Film Review: Sinners (2025)
Title: Sinners
Director: Ryan Coogler
Genre: Horror, Drama
Format: Streaming
Available on HBOMax
Amongst endless remakes and sequels, Sinners is fresh, new, and with more depth than most – easily the strongest new horror film of the year, if not the decade. It follows twins, Shake and Stack, who return to their home in the Mississippi Delta to open a juke club staffed by their friends and loved ones. But this is 1932, and the Klan has a plan for the twins and their club. What neither group expects is the arrival of a strange Irishman with reflective eyes and skin that burns in the sunlight.
Sinners is sharply written with a strong eye towards setting. It simmers and wanders like the Delta itself, building momentum by creating buy-in around our characters who are the core of the movie. Michael B. Jordan and newcomer Miles Caton are our stars, and they lead with a perfect balance of gravitas and grounded-ness. Caton, a musician in real life, has something different and special about him. It’s easy to believe his blues performance could summon something otherworldly – the scene where he first performs at the club is one of cinema’s recent masterpieces.
All the actors in this movie brought something substantial to the plate, but I enjoyed Delroy Lindo’s portrayal of Delta Slim and Wunmi Mosaku as Annie the most.
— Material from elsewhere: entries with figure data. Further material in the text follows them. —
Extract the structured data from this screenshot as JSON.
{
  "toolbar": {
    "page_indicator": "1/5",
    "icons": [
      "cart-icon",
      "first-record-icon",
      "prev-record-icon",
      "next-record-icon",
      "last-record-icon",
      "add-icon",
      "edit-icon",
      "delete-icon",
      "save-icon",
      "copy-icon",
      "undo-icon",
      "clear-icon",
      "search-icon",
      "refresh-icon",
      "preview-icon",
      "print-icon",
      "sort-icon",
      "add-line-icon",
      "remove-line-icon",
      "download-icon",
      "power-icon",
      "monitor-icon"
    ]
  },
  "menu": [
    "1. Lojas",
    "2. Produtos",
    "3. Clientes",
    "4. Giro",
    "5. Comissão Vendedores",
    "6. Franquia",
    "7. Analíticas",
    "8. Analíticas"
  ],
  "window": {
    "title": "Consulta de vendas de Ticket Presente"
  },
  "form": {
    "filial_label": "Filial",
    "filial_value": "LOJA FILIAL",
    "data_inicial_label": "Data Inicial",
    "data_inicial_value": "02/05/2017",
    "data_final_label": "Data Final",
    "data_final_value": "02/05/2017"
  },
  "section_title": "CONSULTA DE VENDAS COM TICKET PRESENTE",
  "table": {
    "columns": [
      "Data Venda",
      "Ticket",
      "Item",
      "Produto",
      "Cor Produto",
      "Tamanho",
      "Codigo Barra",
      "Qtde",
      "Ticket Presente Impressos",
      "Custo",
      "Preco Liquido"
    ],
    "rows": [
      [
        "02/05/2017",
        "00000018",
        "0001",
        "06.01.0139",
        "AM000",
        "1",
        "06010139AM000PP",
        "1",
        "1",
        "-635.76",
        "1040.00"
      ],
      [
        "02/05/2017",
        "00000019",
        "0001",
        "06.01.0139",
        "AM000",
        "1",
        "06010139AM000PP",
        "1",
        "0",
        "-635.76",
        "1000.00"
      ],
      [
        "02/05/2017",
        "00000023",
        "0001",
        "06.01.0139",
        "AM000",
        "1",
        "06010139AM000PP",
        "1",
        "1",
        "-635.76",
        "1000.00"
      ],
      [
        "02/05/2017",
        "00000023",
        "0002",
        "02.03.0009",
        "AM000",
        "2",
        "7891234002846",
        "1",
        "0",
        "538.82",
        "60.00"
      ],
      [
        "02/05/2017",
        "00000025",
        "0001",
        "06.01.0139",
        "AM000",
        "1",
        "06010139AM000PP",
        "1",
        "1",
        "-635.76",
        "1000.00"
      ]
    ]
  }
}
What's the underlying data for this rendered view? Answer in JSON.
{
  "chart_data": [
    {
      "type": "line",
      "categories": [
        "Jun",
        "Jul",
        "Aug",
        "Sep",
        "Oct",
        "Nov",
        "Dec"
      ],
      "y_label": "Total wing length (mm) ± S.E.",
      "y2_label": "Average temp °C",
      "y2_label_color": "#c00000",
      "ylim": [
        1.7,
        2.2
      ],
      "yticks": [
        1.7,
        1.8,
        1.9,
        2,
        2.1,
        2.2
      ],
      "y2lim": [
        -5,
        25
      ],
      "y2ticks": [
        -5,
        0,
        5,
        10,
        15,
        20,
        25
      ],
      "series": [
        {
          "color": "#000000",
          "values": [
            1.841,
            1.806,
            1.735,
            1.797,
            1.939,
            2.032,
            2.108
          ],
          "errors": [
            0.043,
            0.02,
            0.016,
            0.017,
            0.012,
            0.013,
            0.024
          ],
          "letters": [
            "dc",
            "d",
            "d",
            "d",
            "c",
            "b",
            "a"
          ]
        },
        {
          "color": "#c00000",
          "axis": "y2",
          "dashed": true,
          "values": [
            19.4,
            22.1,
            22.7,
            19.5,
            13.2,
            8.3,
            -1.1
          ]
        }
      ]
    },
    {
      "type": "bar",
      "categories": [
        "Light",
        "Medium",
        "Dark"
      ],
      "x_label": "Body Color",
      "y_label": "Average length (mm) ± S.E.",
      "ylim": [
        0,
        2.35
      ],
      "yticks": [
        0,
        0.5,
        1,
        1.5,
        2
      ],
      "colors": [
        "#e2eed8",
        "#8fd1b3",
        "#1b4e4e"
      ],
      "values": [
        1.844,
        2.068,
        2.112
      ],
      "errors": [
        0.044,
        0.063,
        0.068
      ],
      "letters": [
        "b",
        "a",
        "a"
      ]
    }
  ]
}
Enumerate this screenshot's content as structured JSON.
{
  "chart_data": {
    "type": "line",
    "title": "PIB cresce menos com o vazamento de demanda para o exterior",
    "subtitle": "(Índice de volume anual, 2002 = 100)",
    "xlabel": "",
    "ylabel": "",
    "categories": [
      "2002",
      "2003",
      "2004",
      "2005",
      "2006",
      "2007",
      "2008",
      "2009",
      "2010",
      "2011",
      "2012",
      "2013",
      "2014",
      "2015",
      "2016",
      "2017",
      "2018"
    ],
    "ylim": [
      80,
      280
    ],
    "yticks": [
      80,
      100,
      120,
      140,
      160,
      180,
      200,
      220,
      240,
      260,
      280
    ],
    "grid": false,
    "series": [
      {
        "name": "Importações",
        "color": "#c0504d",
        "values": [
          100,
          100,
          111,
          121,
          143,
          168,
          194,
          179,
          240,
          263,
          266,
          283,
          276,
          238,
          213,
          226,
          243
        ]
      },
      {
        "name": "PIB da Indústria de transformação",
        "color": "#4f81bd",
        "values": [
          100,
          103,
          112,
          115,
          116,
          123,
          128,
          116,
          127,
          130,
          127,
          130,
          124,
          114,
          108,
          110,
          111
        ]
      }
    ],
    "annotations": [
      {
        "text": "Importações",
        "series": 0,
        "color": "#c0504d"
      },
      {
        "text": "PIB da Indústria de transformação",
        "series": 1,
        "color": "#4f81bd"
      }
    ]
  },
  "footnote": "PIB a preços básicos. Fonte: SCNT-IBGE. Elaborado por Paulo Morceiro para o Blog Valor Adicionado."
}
Slim brings a much-needed humor to the film which burns through his character all the way to the end. Mosaku as Annie, a spiritualist, gives our characters the tools they need to fight to stay alive until dawn. She is calm, collected, and sensual, a perfect match for the tireless energy of Michael B. Jordan. If writer-director, Ryan Coogler, were to revisit this cinematic universe, I’d love a whole movie about Annie. She was the most deeply embodied character in the movie, and I came to root for her over all others.
Sinners feels like a southern gothic family saga in the first act, becomes spiritual and folkloric in the second, then breaks into action and gore in the third. The gore is unsettling but nowhere near as unsettling as the themes of the movie, which revolve around colonialism, white supremacy, and cultural appropriation. For this reason, it is far more painful than your average horror movie. The audience feels the weight of not just what is happening on screen but what has happened to Black folks time and again with no consequence for centuries.
Coogler likes to sum up his themes in a beautiful and poignant way near the end of his movies. Usually, in just a few lines. Michael B. Jordan delivers this to us in Sinners post-credits, in a scene that wraps the entire movie up in a deeply emotional way. The context, the depth, and weight of the moment were enough to make me sob.
Sinners has the emotional depth and atmosphere of Eve’s Bayou combined with the eerie, more subtle candlelight-action of Midnight Mass. Coogler really never misses, but this movie – undefinable, refusing to be categorized or back down in its message – is his most creative and ingenious. 5/5.